Polyunsaturated Fatty Acids
Long-chain polyunsaturated fats are chains of carbon atoms with multiple double bonds. DHA and arachidonic acid -- ARA -- are the most abundant long-chain polyunsaturated fatty acids in the brain. Infants can obtain DHA and ARA through breast milk or supplemented formula, while adults and children get them primarily from seafood and eggs.
Saturated Fatty Acids
Long-chain saturated fatty acids are chains of carbon atoms that are fully saturated with hydrogen atoms. This creates straight and rigid chains, making saturated fats solid at room temperature. Sources of saturated fats in the diet include beef, pork, lamb, cheese, whole or reduced-fat milk and dairy products, palm oil, and coconut oil.
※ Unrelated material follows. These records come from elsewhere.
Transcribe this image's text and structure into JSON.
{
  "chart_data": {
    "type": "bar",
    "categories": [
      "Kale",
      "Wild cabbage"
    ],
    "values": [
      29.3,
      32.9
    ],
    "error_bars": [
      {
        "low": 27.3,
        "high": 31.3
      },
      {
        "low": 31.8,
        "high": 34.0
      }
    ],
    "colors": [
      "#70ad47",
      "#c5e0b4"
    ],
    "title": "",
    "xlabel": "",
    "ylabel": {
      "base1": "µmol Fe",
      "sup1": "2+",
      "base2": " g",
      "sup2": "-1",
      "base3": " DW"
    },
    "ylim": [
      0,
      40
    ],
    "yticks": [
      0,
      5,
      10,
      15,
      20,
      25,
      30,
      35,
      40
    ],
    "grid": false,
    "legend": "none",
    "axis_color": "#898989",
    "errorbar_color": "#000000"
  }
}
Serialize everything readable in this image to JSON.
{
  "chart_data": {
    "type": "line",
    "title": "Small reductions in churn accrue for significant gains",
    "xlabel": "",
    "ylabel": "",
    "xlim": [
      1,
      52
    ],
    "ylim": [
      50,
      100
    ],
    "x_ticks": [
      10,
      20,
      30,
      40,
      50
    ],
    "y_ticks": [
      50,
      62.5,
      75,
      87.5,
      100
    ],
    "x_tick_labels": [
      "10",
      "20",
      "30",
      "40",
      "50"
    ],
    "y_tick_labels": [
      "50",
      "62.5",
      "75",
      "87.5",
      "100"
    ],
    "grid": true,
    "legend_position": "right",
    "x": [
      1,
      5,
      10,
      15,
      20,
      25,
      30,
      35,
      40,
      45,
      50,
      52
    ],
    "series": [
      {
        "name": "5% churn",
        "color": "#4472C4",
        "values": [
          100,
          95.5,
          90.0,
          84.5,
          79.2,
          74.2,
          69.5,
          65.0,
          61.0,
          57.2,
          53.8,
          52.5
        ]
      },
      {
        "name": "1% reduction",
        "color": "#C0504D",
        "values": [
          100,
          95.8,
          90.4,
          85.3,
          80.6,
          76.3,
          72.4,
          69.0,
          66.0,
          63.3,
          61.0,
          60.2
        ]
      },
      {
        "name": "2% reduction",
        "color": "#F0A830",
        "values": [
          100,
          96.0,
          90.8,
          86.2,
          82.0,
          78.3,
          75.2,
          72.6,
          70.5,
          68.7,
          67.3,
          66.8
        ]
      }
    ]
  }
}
Each type of long chain fatty acid has its own health effects. Omega-3 fatty acids help lower blood pressure, regulate mood and decrease the risk of heart attacks. Polyunsaturated fatty acids play a crucial role in brain and visual development, especially in infants. A study of infants published in the journal "Pediatrics" in 2001 found that exposure to higher levels of long-chain fatty acids along with longer durations of breast-feeding played a beneficial role in brain development. Saturated fats are associated with increasing levels of LDL cholesterol, but all saturated fatty acids are not created equal. A study published in 2010 in the "American Journal of Clinical Nutrition" found that stearic acid, a long-chain saturated fatty acid found in soybean oil, either decreased or had no effect on LDL cholesterol, while other saturated fats raised LDL cholesterol.